WASHINGTON : Donald Trump a dit jeudi qu'il "semblait" que le mouvement palestinien Hamas allait "se désarmer", ce qui est l'une des étapes cruciales prévues dans son plan de règlement du conflit à Gaza.

"Beaucoup de gens disent qu'ils ne se désarmeront jamais. Il semble qu'ils vont se désarmer", a déclaré le président américain pendant un conseil des ministres à la Maison Blanche.

Il a également relevé que le Hamas "nous a aidé avec les corps, leur rapatriement et sa famille est très reconnaissante", faisant référence au rapatriement des restes du dernier otage israélien du 7-Octobre, Ran Gvili, à qui Israël a rendu hommage mercredi lors de funérailles nationales.

Pour sa part, l'émissaire spécial Steve Witkoff s'est félicité que "nous ayons chassé les terroristes de là-bas et ils vont se démilitariser".

"Ils le feront parce qu'ils n'ont pas le choix. Ils vont abandonner. Ils vont abandonner les AK-47", a-t-il ajouté.

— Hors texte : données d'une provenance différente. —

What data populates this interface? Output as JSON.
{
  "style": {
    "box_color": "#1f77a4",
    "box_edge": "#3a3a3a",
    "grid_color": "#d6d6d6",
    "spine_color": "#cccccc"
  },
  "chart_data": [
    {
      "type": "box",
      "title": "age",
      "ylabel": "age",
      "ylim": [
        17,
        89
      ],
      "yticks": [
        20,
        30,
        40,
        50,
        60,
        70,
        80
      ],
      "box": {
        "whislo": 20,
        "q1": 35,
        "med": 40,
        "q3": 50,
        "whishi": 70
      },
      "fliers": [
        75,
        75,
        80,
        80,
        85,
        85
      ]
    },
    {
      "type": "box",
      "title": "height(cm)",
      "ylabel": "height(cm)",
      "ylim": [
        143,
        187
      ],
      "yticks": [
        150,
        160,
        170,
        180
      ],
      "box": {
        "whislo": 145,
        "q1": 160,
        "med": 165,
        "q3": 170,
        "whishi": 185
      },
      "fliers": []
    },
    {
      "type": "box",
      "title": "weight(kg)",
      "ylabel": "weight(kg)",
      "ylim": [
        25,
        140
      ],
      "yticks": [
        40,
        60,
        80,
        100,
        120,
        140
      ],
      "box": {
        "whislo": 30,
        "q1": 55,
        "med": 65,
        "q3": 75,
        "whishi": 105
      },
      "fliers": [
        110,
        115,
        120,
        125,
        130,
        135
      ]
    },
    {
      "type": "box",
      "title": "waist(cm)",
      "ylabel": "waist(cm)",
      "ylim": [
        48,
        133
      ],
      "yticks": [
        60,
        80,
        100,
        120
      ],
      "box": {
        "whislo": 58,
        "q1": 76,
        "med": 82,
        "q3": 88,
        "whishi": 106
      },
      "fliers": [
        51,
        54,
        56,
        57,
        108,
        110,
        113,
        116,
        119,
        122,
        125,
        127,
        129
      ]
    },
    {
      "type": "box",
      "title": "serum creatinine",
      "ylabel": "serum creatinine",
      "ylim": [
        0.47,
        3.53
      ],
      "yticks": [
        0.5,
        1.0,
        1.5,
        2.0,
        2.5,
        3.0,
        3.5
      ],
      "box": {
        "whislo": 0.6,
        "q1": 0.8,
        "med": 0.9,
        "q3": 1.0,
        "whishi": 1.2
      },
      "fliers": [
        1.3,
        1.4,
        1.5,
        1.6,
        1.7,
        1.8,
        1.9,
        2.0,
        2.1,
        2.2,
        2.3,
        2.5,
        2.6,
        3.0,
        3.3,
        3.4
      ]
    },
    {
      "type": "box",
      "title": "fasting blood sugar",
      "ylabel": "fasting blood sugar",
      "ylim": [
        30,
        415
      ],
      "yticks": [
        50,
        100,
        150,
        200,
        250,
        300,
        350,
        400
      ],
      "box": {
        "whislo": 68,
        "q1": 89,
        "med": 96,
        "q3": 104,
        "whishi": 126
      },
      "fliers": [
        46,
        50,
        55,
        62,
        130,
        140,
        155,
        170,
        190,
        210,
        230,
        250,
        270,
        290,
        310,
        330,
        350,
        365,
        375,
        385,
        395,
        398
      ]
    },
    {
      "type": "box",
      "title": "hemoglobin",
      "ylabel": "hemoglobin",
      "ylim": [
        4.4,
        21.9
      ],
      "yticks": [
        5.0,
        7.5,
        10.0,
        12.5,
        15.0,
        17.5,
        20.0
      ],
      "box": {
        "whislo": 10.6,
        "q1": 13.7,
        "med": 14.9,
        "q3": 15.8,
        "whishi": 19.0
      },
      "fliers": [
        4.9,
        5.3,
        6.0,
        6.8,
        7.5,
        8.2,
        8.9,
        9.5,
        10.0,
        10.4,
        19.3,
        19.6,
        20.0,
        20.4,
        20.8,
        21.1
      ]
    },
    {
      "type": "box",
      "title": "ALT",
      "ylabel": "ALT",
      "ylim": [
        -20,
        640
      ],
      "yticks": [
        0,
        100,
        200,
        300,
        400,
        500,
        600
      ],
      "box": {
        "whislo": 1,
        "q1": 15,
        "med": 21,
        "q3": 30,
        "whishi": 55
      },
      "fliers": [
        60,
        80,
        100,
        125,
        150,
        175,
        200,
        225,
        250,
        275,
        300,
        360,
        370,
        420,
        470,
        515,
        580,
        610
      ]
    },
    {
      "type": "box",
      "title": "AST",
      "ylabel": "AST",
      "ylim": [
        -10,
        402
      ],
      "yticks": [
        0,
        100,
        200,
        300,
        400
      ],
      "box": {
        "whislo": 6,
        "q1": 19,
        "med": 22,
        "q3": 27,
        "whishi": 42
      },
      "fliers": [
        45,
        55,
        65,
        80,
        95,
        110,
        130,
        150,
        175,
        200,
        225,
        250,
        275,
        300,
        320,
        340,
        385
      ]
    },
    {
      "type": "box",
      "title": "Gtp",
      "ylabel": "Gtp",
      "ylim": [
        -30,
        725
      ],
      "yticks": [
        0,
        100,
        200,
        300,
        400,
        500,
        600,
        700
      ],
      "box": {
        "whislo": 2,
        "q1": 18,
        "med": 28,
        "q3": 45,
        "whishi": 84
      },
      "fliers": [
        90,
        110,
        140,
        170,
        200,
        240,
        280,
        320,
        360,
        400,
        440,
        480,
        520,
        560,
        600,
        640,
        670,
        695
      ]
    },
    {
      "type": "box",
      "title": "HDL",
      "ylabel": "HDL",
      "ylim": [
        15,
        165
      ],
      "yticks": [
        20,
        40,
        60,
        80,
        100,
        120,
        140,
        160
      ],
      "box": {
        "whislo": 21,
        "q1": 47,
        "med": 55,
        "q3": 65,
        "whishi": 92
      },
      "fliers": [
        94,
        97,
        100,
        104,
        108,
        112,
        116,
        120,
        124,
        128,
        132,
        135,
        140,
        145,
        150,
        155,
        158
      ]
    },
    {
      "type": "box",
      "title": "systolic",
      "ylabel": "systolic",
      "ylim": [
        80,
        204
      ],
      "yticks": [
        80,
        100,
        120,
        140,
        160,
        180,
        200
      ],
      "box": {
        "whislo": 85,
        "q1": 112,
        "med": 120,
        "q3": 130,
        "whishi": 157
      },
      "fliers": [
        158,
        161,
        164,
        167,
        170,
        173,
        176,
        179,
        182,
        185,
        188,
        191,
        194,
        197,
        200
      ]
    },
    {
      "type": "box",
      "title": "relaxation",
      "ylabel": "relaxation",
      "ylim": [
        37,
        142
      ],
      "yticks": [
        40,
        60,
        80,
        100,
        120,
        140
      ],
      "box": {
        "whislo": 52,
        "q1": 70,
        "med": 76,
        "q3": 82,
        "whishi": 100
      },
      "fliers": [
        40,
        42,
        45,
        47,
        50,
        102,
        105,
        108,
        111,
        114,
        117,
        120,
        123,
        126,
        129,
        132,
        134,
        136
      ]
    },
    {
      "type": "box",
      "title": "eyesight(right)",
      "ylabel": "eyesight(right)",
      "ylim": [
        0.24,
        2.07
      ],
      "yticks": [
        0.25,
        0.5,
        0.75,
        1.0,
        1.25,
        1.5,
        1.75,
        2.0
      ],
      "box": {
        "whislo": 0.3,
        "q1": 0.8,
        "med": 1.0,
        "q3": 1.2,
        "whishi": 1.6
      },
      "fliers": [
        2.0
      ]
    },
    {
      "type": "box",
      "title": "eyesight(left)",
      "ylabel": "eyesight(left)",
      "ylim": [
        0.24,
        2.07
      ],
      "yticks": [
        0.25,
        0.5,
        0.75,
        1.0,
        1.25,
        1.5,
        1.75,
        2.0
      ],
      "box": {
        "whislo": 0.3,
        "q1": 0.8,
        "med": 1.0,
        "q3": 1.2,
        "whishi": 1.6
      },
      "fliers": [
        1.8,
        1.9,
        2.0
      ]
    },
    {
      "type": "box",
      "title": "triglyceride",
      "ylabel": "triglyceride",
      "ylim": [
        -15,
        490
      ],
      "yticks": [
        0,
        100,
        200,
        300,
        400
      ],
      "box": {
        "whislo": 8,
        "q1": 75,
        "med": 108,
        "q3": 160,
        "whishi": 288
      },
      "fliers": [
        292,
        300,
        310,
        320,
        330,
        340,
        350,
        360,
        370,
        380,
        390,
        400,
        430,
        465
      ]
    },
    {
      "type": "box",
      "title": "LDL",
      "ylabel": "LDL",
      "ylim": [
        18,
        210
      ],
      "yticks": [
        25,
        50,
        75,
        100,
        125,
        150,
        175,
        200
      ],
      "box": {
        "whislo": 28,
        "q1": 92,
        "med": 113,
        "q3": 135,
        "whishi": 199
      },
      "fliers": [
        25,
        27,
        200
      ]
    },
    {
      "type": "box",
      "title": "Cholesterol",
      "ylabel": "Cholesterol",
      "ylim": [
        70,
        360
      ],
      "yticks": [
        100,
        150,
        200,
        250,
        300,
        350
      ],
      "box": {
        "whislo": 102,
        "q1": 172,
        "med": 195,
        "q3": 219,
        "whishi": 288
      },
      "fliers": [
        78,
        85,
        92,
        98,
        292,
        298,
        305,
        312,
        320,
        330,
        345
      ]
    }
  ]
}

La veille, le Hamas s'était dit prêt à un "transfert complet de la gouvernance" de la bande de Gaza aussi vite que possible.

Aux termes du plan du président américain pour mettre fin à la guerre de Gaza, un Comité national pour l'administration de Gaza (NCAG) doit administrer provisoirement le territoire palestinien sous la houlette du "Conseil de paix" présidé par M. Trump lui-même.

La deuxième phase de la trêve entrée en vigueur le 10 octobre dernier prévoit entre autres le désarmement du Hamas, le retrait progressif de l'armée israélienne, qui contrôle encore plus de la moitié du territoire, et le déploiement d'une force internationale de stabilisation.